El coronavirus y la desigualdad
La historia nos muestra que las epidemias han funcionado como grandes igualadores, siendo el ejemplo más común el de la peste negra. El poder destructivo de esa plaga arrasó con la vida de millones de personas, generando escasez de mano de obra, incrementando los salarios y disminuyendo la desigualdad. Por esta razón, tanto las epidemias como las guerras son conocidas como malignas fuerzas niveladoras.
El siglo XXI no había sido testigo de un acontecimiento de esta magnitud, hasta que recientemente el coronavirus SARS-CoV-2 entró a la vida de las sociedades de manera disruptiva. La enfermedad COVID-19 inició como una crisis sanitaria que en muy poco tiempo mutó también a una crisis económica como ninguna otra, al afectar tanto la oferta como la demanda de los países, por lo que ha adquirido una naturaleza distinta a pandemias pasadas.
Está quedando claro que, si bien la pandemia ataca a todos los seres humanos por igual, sus efectos están siendo especialmente profundos entre las personas más pobres. Ésta es una realidad no sólo para países con economías emergentes, sino para naciones con economías mucho más avanzadas. Por ejemplo, en Estados Unidos de América, una de las economías más robustas del mundo, el exacerbado nivel de desigualdad en el acceso a servicios de salud ha ocasionado que quienes menos tienen sean más vulnerables al virus.

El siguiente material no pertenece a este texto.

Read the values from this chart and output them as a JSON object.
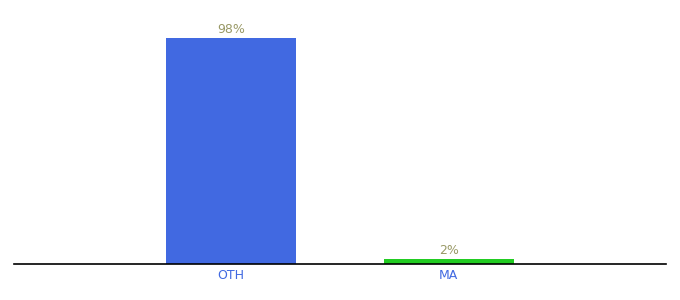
{
  "categories": [
    "OTH",
    "MA"
  ],
  "values": [
    98,
    2
  ],
  "bar_colors": [
    "#4169e1",
    "#22cc22"
  ],
  "value_labels": [
    "98%",
    "2%"
  ],
  "label_color": "#999966",
  "background_color": "#ffffff",
  "ylim": [
    0,
    108
  ],
  "bar_width": 0.6,
  "label_fontsize": 9,
  "tick_fontsize": 9,
  "x_positions": [
    1,
    2
  ],
  "xlim": [
    0,
    3
  ]
}
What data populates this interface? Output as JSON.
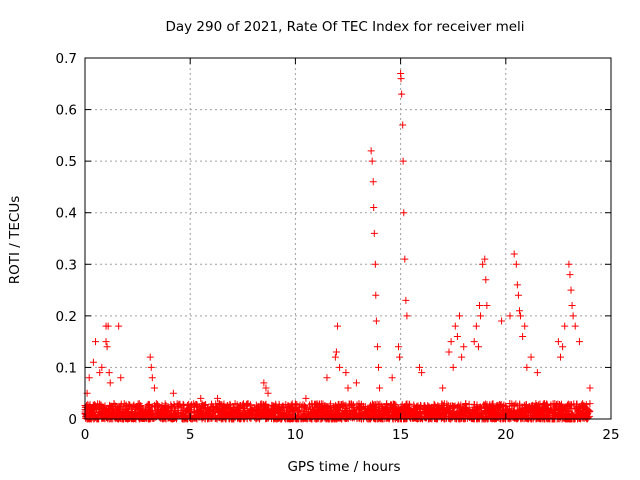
{
  "chart_data": {
    "type": "scatter",
    "title": "Day 290 of 2021, Rate Of TEC Index for receiver meli",
    "xlabel": "GPS time / hours",
    "ylabel": "ROTI / TECUs",
    "xlim": [
      0,
      25
    ],
    "ylim": [
      0,
      0.7
    ],
    "xticks": [
      0,
      5,
      10,
      15,
      20,
      25
    ],
    "yticks": [
      0,
      0.1,
      0.2,
      0.3,
      0.4,
      0.5,
      0.6,
      0.7
    ],
    "xtick_labels": [
      "0",
      "5",
      "10",
      "15",
      "20",
      "25"
    ],
    "ytick_labels": [
      "0",
      "0.1",
      "0.2",
      "0.3",
      "0.4",
      "0.5",
      "0.6",
      "0.7"
    ],
    "grid": true,
    "marker": "plus",
    "color": "#ff0000",
    "baseline_range": [
      0.0,
      0.03
    ],
    "points": {
      "x": [
        0.1,
        0.2,
        0.4,
        0.5,
        0.7,
        0.8,
        1.0,
        1.0,
        1.05,
        1.1,
        1.15,
        1.2,
        1.6,
        1.7,
        3.1,
        3.15,
        3.2,
        3.3,
        4.2,
        5.5,
        6.3,
        8.5,
        8.6,
        8.7,
        10.5,
        11.5,
        11.9,
        11.95,
        12.0,
        12.1,
        12.4,
        12.5,
        12.9,
        13.6,
        13.65,
        13.7,
        13.72,
        13.75,
        13.8,
        13.82,
        13.85,
        13.9,
        13.95,
        14.0,
        14.6,
        14.9,
        14.95,
        15.0,
        15.02,
        15.05,
        15.1,
        15.12,
        15.15,
        15.2,
        15.25,
        15.3,
        15.9,
        16.0,
        17.0,
        17.3,
        17.4,
        17.5,
        17.6,
        17.7,
        17.8,
        17.9,
        18.0,
        18.5,
        18.6,
        18.7,
        18.75,
        18.8,
        18.9,
        19.0,
        19.05,
        19.1,
        19.8,
        20.2,
        20.4,
        20.5,
        20.55,
        20.6,
        20.65,
        20.7,
        20.8,
        20.9,
        21.0,
        21.2,
        21.5,
        22.5,
        22.6,
        22.7,
        22.8,
        23.0,
        23.05,
        23.1,
        23.15,
        23.2,
        23.3,
        23.5,
        24.0
      ],
      "y": [
        0.05,
        0.08,
        0.11,
        0.15,
        0.09,
        0.1,
        0.15,
        0.18,
        0.14,
        0.18,
        0.09,
        0.07,
        0.18,
        0.08,
        0.12,
        0.1,
        0.08,
        0.06,
        0.05,
        0.04,
        0.04,
        0.07,
        0.06,
        0.05,
        0.04,
        0.08,
        0.12,
        0.13,
        0.18,
        0.1,
        0.09,
        0.06,
        0.07,
        0.52,
        0.5,
        0.46,
        0.41,
        0.36,
        0.3,
        0.24,
        0.19,
        0.14,
        0.1,
        0.06,
        0.08,
        0.14,
        0.12,
        0.67,
        0.66,
        0.63,
        0.57,
        0.5,
        0.4,
        0.31,
        0.23,
        0.2,
        0.1,
        0.09,
        0.06,
        0.13,
        0.15,
        0.1,
        0.18,
        0.16,
        0.2,
        0.12,
        0.14,
        0.15,
        0.18,
        0.14,
        0.22,
        0.2,
        0.3,
        0.31,
        0.27,
        0.22,
        0.19,
        0.2,
        0.32,
        0.3,
        0.26,
        0.24,
        0.21,
        0.2,
        0.16,
        0.18,
        0.1,
        0.12,
        0.09,
        0.15,
        0.12,
        0.14,
        0.18,
        0.3,
        0.28,
        0.25,
        0.22,
        0.2,
        0.18,
        0.15,
        0.06
      ]
    }
  }
}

La población más pobre alrededor del mundo está enfrentando mayores dificultades para acceder a los servicios de salud, pero, además, al no contar con los niveles de ingreso mínimo necesarios a causa de las estrategias de confinamiento, su condición puede empeorar, dando lugar a que millones de personas caigan en pobreza y pobreza extrema.
De esta manera, la situación actual sugiere que, a diferencia de otras fuerzas niveladoras del pasado, el nuevo coronavirus tenderá a generar mayor pobreza y a exacerbar los niveles de desigualdad. Por esta razón, una vez que los países puedan superar la crisis de salud pública, se tendrán que diseñar políticas focalizadas para disminuir los niveles de desigualdad y, sobre todo, para contar con políticas más efectivas de combate a la pobreza, especialmente en las economías emergentes.
A esto se suman los daños que la desigualdad está demostrando tener en la calidad de vida de las personas más vulnerables, pero también en la de toda la sociedad. Si los países tuvieran sistemas de seguridad social más robustos, impulsados por Estados de bienestar funcionales, entonces las capacidades para hacer frente a una emergencia como la actual hubieran sido mucho mayores.
Es cierto que ningún país estaba preparado para enfrentar una situación de esta magnitud; sin embargo, también es cierto que aquellas naciones que contaban con mejores sistemas son las que hasta el momento han podido amortiguar de mejor manera el golpe generado por el virus. Por ello, es importante que tanto desde el sector público como desde el sector privado se empiece a generar una coordinación sensata y responsable, para que después de la pandemia se comience a transitar hacia un mundo más equitativo. Solamente así evitaremos que las generaciones posteriores sufran los estragos de una crisis como la ocasionada por la pandemia de COVID-19.